In his Angelus address Pope Francis also offered a reflection for the Solemnity of Corpus Christi, celebrated in Italy and other countries this Sunday.

“Jesus is present in the sacrament of the Eucharist to be our nourishment, to be assimilated and to become in us that renewing force that gives once again the energy and the desire to set out again after every pause or after every fall,” he said.

Earlier on Sunday Pope Francis offered Mass and Eucharistic adoration in St. Peter’s Basilica with a limited number of people present to safeguard against the coronavirus. In his homily, he said that Christ’s presence in the Eucharist heals wounds and transforms bitter negativity into the joy of Lord.
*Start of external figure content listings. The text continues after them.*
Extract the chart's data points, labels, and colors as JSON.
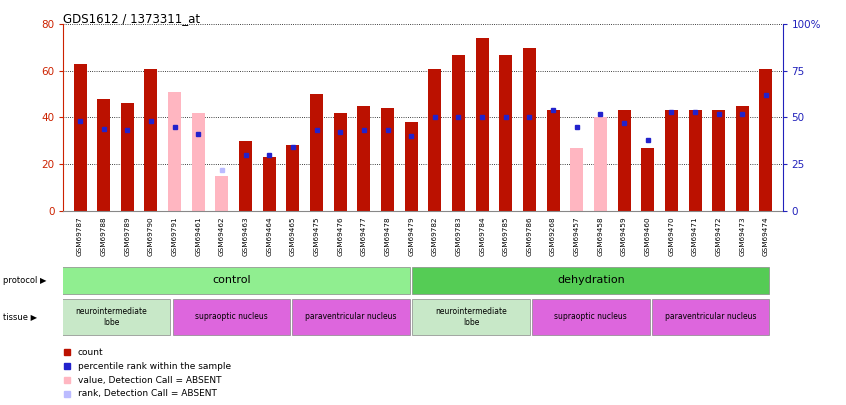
{
  "title": "GDS1612 / 1373311_at",
  "samples": [
    "GSM69787",
    "GSM69788",
    "GSM69789",
    "GSM69790",
    "GSM69791",
    "GSM69461",
    "GSM69462",
    "GSM69463",
    "GSM69464",
    "GSM69465",
    "GSM69475",
    "GSM69476",
    "GSM69477",
    "GSM69478",
    "GSM69479",
    "GSM69782",
    "GSM69783",
    "GSM69784",
    "GSM69785",
    "GSM69786",
    "GSM69268",
    "GSM69457",
    "GSM69458",
    "GSM69459",
    "GSM69460",
    "GSM69470",
    "GSM69471",
    "GSM69472",
    "GSM69473",
    "GSM69474"
  ],
  "bar_values": [
    63,
    48,
    46,
    61,
    51,
    42,
    15,
    30,
    23,
    28,
    50,
    42,
    45,
    44,
    38,
    61,
    67,
    74,
    67,
    70,
    43,
    27,
    40,
    43,
    27,
    43,
    43,
    43,
    45,
    61
  ],
  "rank_values": [
    48,
    44,
    43,
    48,
    45,
    41,
    22,
    30,
    30,
    34,
    43,
    42,
    43,
    43,
    40,
    50,
    50,
    50,
    50,
    50,
    54,
    45,
    52,
    47,
    38,
    53,
    53,
    52,
    52,
    62
  ],
  "absent_bars": [
    4,
    5,
    6,
    21,
    22
  ],
  "absent_ranks": [
    6
  ],
  "ylim_left": [
    0,
    80
  ],
  "ylim_right": [
    0,
    100
  ],
  "yticks_left": [
    0,
    20,
    40,
    60,
    80
  ],
  "yticks_right": [
    0,
    25,
    50,
    75,
    100
  ],
  "bar_color_normal": "#bb1100",
  "bar_color_absent": "#ffb6c1",
  "rank_color_normal": "#2222cc",
  "rank_color_absent": "#bbbbff",
  "bg_color": "#ffffff",
  "left_axis_color": "#cc2200",
  "right_axis_color": "#2222bb",
  "protocol_control_color": "#90EE90",
  "protocol_dehydration_color": "#55cc55",
  "tissue_neuro_color": "#c8e8c8",
  "tissue_supraoptic_color": "#dd66dd",
  "tissue_para_color": "#dd66dd"
}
The pope said the body and blood of Christ unites the Church to God and to each other, in his reflection before the Angelus prayer.

“We are a community, nourished by the body and blood of Christ. Communion with the body of Christ is an effective sign of unity, of communion, of sharing,” he said.

“The Lord knows well that our human strength alone is not enough for this. On the contrary, He knows that there will always be the temptation of rivalry, envy, prejudice, division … For this reason too He left us the Sacrament of His real, tangible and permanent Presence, so that, remaining united to Him, we may always receive the gift of fraternal love,” Pope Francis said.